Simultaneous Reward Distillation and Preference Learning: Get You a Language Model Who Can Do Both
Abhijnan Nath, Changsoo Jung, Ethan Seefried, Nikhil Krishnaswamy
TL;DR
The paper tackles misalignment between rewards and human preferences in offline LLM alignment, especially under non-deterministic judgments. It introduces Direct Reward Distillation and policy-Optimization (DRDO), a simple, efficient, non-ensemble, reference-free framework that distills rewards from an Oracle into the policy while simultaneously learning diverse preferences via a novel contrastive log-unlikelihood objective with a focal modulation. DRDO eliminates reliance on a reference-model KL constraint and demonstrates improved expected rewards and robustness to noisy preferences and out-of-distribution data on Ultrafeedback and TL;DR datasets, across model sizes. Empirically, DRDO outperforms DPO and e-DPO in both deterministic and non-deterministic settings and maintains performance when preference signals are weak or noisy, highlighting its practical impact for scalable, robust preference alignment. This work provides a principled, computationally efficient path to joint reward distillation and preference learning, enabling more reliable alignment of LLMs in real-world, imperfect data regimes, with explicit handling of non-deterministic signals through a novel modulated distillation objective.
Abstract
Traditional RLHF-based LLM alignment methods explicitly maximize the expected rewards from a separate reward model. More recent supervised alignment methods like Direct Preference Optimization (DPO) circumvent this phase to avoid problems including model drift and reward overfitting. Although popular due to its simplicity, DPO and similar direct alignment methods which rely heavily on the Bradley-Terry-based pairwise preference formulation can still lead to degenerate policies when challenged by non-deterministic or noisy preference labels, for example human scoring of two candidate outputs with low confidence. This paper introduces DRDO (Direct Reward Distillation and policy-Optimization), which simultaneously models rewards and preferences to avoid such degeneracy.
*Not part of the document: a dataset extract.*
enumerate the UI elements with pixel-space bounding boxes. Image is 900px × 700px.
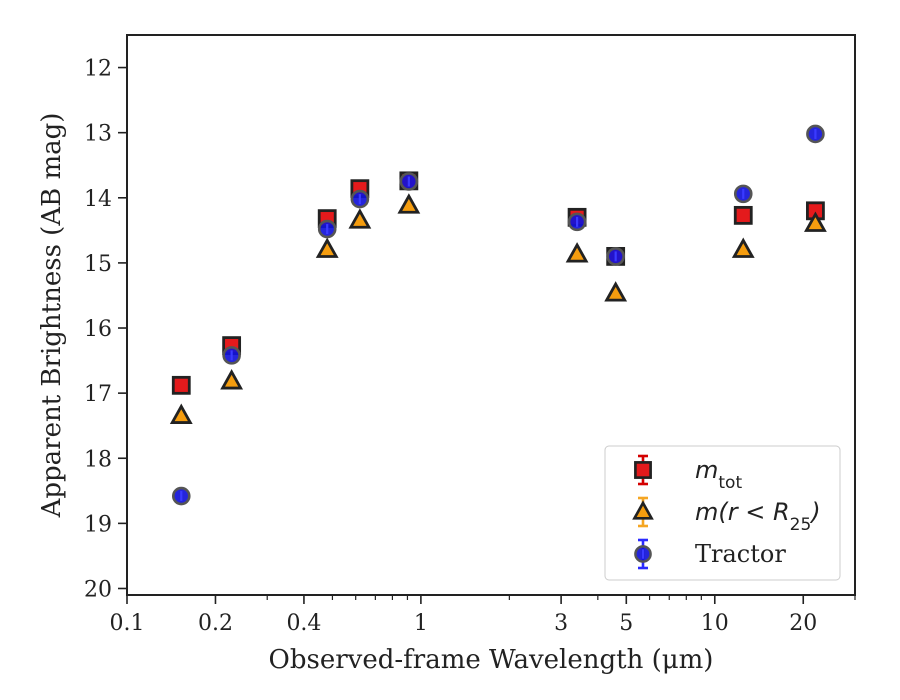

DRDO directly mimics rewards assigned by an oracle while learning human preferences with a novel preference likelihood formulation. Results on the Ultrafeedback and TL;DR datasets demonstrate that DRDO-trained policies surpass methods such as DPO and e-DPO in terms of expected rewards and are more robust, on average, to noisy preference signals as well as out-of-distribution (OOD) settings.